In a weekly market briefing Omar Nokta, a forecaster at Clarkson Capital Markets, noted medium-range (MR) product tankers, for instance, are achieving returns that are similar to those of VLCCs trading in the spot market.

“Thus far into 2015 much of the attention on the tanker market has been on VLCCs, which are currently earning $45,000 per day on the spot market and have averaged a rather healthy $56,000 per day year-to-date,” he said.

“This is quite stronger than the 2014 year-to-date period in which VLCCs had averaged $33,500 erday.
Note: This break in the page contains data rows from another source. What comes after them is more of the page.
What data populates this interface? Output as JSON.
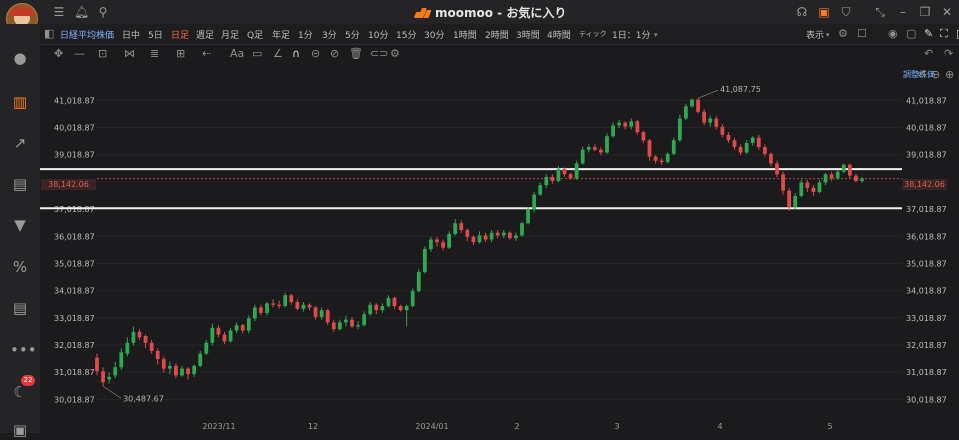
{
  "app": {
    "title": "moomoo - お気に入り",
    "accent": "#ff7a1a"
  },
  "titlebar": {
    "left_icons": [
      "menu-icon",
      "bell-icon",
      "search-icon"
    ],
    "right_icons": [
      "headset-icon",
      "lock-icon",
      "shirt-icon",
      "collapse-icon",
      "minimize-icon",
      "restore-icon",
      "close-icon"
    ]
  },
  "sidebar": {
    "items": [
      {
        "name": "user-icon",
        "glyph": "👤"
      },
      {
        "name": "chart-bar-icon",
        "glyph": "▥"
      },
      {
        "name": "trend-icon",
        "glyph": "↗"
      },
      {
        "name": "analysis-icon",
        "glyph": "▤"
      },
      {
        "name": "filter-icon",
        "glyph": "▼"
      },
      {
        "name": "percent-icon",
        "glyph": "%"
      },
      {
        "name": "document-icon",
        "glyph": "▤"
      },
      {
        "name": "chat-icon",
        "glyph": "…"
      },
      {
        "name": "moon-icon",
        "glyph": "☾"
      },
      {
        "name": "more-icon",
        "glyph": "▣"
      }
    ],
    "badge_count": "22"
  },
  "toolbar": {
    "symbol": "日経平均株価",
    "timeframes": [
      "日中",
      "5日",
      "日足",
      "週足",
      "月足",
      "Q足",
      "年足",
      "1分",
      "3分",
      "5分",
      "10分",
      "15分",
      "30分",
      "1時間",
      "2時間",
      "3時間",
      "4時間",
      "ティック",
      "1日：1分"
    ],
    "active_timeframe": "日足",
    "display_label": "表示"
  },
  "chart": {
    "adjusted_label": "調整株価",
    "price_labels": [
      "41,018.87",
      "40,018.87",
      "39,018.87",
      "38,142.06",
      "37,018.87",
      "36,018.87",
      "35,018.87",
      "34,018.87",
      "33,018.87",
      "32,018.87",
      "31,018.87",
      "30,018.87"
    ],
    "date_labels": [
      "2023/11",
      "12",
      "2024/01",
      "2",
      "3",
      "4",
      "5"
    ],
    "current_price": "38,142.06",
    "high_annotation": "41,087.75",
    "low_annotation": "30,487.67"
  },
  "chart_data": {
    "type": "candlestick",
    "title": "日経平均株価",
    "ylim": [
      29700,
      42100
    ],
    "gridlines": true,
    "horizontal_lines": [
      38490,
      37050
    ],
    "current_price": 38142.06,
    "high": 41087.75,
    "low": 30487.67,
    "up_color": "#2fa84f",
    "down_color": "#e04a4a",
    "candles": [
      [
        31550,
        31050,
        31700,
        30900
      ],
      [
        31050,
        30650,
        31200,
        30500
      ],
      [
        30750,
        30850,
        31000,
        30600
      ],
      [
        30900,
        31200,
        31400,
        30800
      ],
      [
        31200,
        31750,
        31900,
        31100
      ],
      [
        31700,
        32100,
        32300,
        31600
      ],
      [
        32100,
        32500,
        32700,
        32000
      ],
      [
        32500,
        32300,
        32600,
        32200
      ],
      [
        32350,
        32100,
        32400,
        31900
      ],
      [
        32100,
        31800,
        32200,
        31700
      ],
      [
        31800,
        31500,
        31900,
        31300
      ],
      [
        31500,
        31150,
        31600,
        31000
      ],
      [
        31150,
        31250,
        31400,
        30950
      ],
      [
        31250,
        30900,
        31350,
        30800
      ],
      [
        30900,
        31150,
        31250,
        30850
      ],
      [
        31150,
        30950,
        31200,
        30750
      ],
      [
        30950,
        31250,
        31300,
        30850
      ],
      [
        31250,
        31700,
        31800,
        31200
      ],
      [
        31700,
        32100,
        32200,
        31650
      ],
      [
        32100,
        32650,
        32800,
        32000
      ],
      [
        32650,
        32400,
        32750,
        32300
      ],
      [
        32400,
        32150,
        32500,
        32050
      ],
      [
        32150,
        32550,
        32650,
        32100
      ],
      [
        32550,
        32750,
        32850,
        32450
      ],
      [
        32750,
        32550,
        32800,
        32450
      ],
      [
        32550,
        33000,
        33100,
        32450
      ],
      [
        33000,
        33400,
        33500,
        32900
      ],
      [
        33400,
        33200,
        33500,
        33100
      ],
      [
        33200,
        33550,
        33600,
        33100
      ],
      [
        33550,
        33500,
        33700,
        33400
      ],
      [
        33500,
        33450,
        33650,
        33350
      ],
      [
        33450,
        33850,
        33950,
        33400
      ],
      [
        33850,
        33600,
        33900,
        33500
      ],
      [
        33600,
        33350,
        33700,
        33300
      ],
      [
        33350,
        33500,
        33600,
        33250
      ],
      [
        33500,
        33400,
        33550,
        33300
      ],
      [
        33400,
        33050,
        33450,
        32950
      ],
      [
        33050,
        33300,
        33400,
        32950
      ],
      [
        33300,
        32850,
        33350,
        32750
      ],
      [
        32850,
        32600,
        32950,
        32500
      ],
      [
        32600,
        32850,
        32950,
        32550
      ],
      [
        32850,
        32950,
        33100,
        32700
      ],
      [
        32950,
        32700,
        33050,
        32650
      ],
      [
        32700,
        32750,
        32900,
        32600
      ],
      [
        32750,
        33150,
        33250,
        32700
      ],
      [
        33150,
        33500,
        33600,
        33100
      ],
      [
        33500,
        33300,
        33550,
        33150
      ],
      [
        33300,
        33450,
        33550,
        33200
      ],
      [
        33450,
        33750,
        33850,
        33400
      ],
      [
        33750,
        33450,
        33800,
        33350
      ],
      [
        33450,
        33300,
        33500,
        33250
      ],
      [
        33300,
        33450,
        33500,
        32700
      ],
      [
        33450,
        34000,
        34100,
        33400
      ],
      [
        34000,
        34700,
        34800,
        33950
      ],
      [
        34700,
        35550,
        35650,
        34650
      ],
      [
        35550,
        35900,
        36000,
        35450
      ],
      [
        35900,
        35800,
        36000,
        35650
      ],
      [
        35800,
        35600,
        35900,
        35500
      ],
      [
        35600,
        36100,
        36200,
        35550
      ],
      [
        36100,
        36500,
        36650,
        36050
      ],
      [
        36500,
        36250,
        36600,
        36150
      ],
      [
        36250,
        36000,
        36300,
        35850
      ],
      [
        36000,
        35800,
        36050,
        35700
      ],
      [
        35800,
        36050,
        36200,
        35750
      ],
      [
        36050,
        35900,
        36150,
        35800
      ],
      [
        35900,
        36150,
        36250,
        35800
      ],
      [
        36150,
        36050,
        36250,
        35950
      ],
      [
        36050,
        36150,
        36250,
        35950
      ],
      [
        36150,
        35950,
        36200,
        35900
      ],
      [
        35950,
        36050,
        36150,
        35850
      ],
      [
        36050,
        36500,
        36550,
        36000
      ],
      [
        36500,
        37000,
        37100,
        36450
      ],
      [
        37000,
        37550,
        37650,
        36900
      ],
      [
        37550,
        37900,
        38000,
        37500
      ],
      [
        37900,
        38200,
        38300,
        37800
      ],
      [
        38200,
        38050,
        38300,
        37950
      ],
      [
        38050,
        38500,
        38600,
        38000
      ],
      [
        38500,
        38300,
        38550,
        38200
      ],
      [
        38300,
        38150,
        38350,
        38100
      ],
      [
        38150,
        38700,
        38800,
        38100
      ],
      [
        38700,
        39200,
        39300,
        38650
      ],
      [
        39200,
        39300,
        39400,
        39100
      ],
      [
        39300,
        39200,
        39400,
        39150
      ],
      [
        39200,
        39100,
        39300,
        39000
      ],
      [
        39100,
        39700,
        39800,
        39050
      ],
      [
        39700,
        40100,
        40200,
        39650
      ],
      [
        40100,
        40200,
        40300,
        40000
      ],
      [
        40200,
        40050,
        40250,
        39950
      ],
      [
        40050,
        40250,
        40350,
        39950
      ],
      [
        40250,
        39850,
        40300,
        39750
      ],
      [
        39850,
        39550,
        39900,
        39450
      ],
      [
        39550,
        38950,
        39600,
        38800
      ],
      [
        38950,
        38800,
        39000,
        38700
      ],
      [
        38800,
        38750,
        38900,
        38650
      ],
      [
        38750,
        39050,
        39100,
        38700
      ],
      [
        39050,
        39550,
        39650,
        39000
      ],
      [
        39550,
        40350,
        40500,
        39500
      ],
      [
        40350,
        40800,
        40900,
        40300
      ],
      [
        40800,
        41050,
        41087.75,
        40750
      ],
      [
        41050,
        40600,
        41100,
        40550
      ],
      [
        40600,
        40200,
        40700,
        40100
      ],
      [
        40200,
        40350,
        40450,
        40050
      ],
      [
        40350,
        40050,
        40450,
        39950
      ],
      [
        40050,
        39750,
        40150,
        39650
      ],
      [
        39750,
        39550,
        39850,
        39450
      ],
      [
        39550,
        39300,
        39650,
        39200
      ],
      [
        39300,
        39100,
        39400,
        39000
      ],
      [
        39100,
        39450,
        39550,
        39050
      ],
      [
        39450,
        39650,
        39700,
        39350
      ],
      [
        39650,
        39300,
        39750,
        39200
      ],
      [
        39300,
        39050,
        39400,
        38950
      ],
      [
        39050,
        38700,
        39100,
        38600
      ],
      [
        38700,
        38300,
        38800,
        38200
      ],
      [
        38300,
        37700,
        38400,
        37550
      ],
      [
        37700,
        37100,
        37800,
        36950
      ],
      [
        37100,
        37500,
        37600,
        37000
      ],
      [
        37500,
        38000,
        38100,
        37450
      ],
      [
        38000,
        37800,
        38100,
        37650
      ],
      [
        37800,
        37650,
        37900,
        37500
      ],
      [
        37650,
        38000,
        38100,
        37600
      ],
      [
        38000,
        38300,
        38350,
        37900
      ],
      [
        38300,
        38150,
        38400,
        38050
      ],
      [
        38150,
        38400,
        38450,
        38100
      ],
      [
        38400,
        38650,
        38700,
        38350
      ],
      [
        38650,
        38250,
        38700,
        38150
      ],
      [
        38250,
        38050,
        38300,
        38000
      ],
      [
        38050,
        38142.06,
        38200,
        37980
      ]
    ]
  }
}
Based on our Clarksons five-year-old VLCC assessment of $81m, spot rate averages so far this year imply an EBITDA yield of 20%.

“Interestingly the product segment has strengthened considerably as well, beyond our initial estimates, with MRs currently earning $23,900 per day and have averaged $21,200 per day for 2015.

“The year-to-date average also implies an EBITDA yield of 20% based on our Clarksons five-year-old MR assessment of $27m.”

Accordingly, Nokta said he sees “good value” in the MR segment, and feels the same way about the VLCC sector as well, but noted suezmaxes and aframaxes are still the biggest “outperformers” with yields of roughly 25% each.

“Tanker rates across the board are at higher levels than expected for this time of year, given the reduced seasonal demand,” he added. “Should this trend continue in the coming months, we expect a sizable increase in secondhand values.”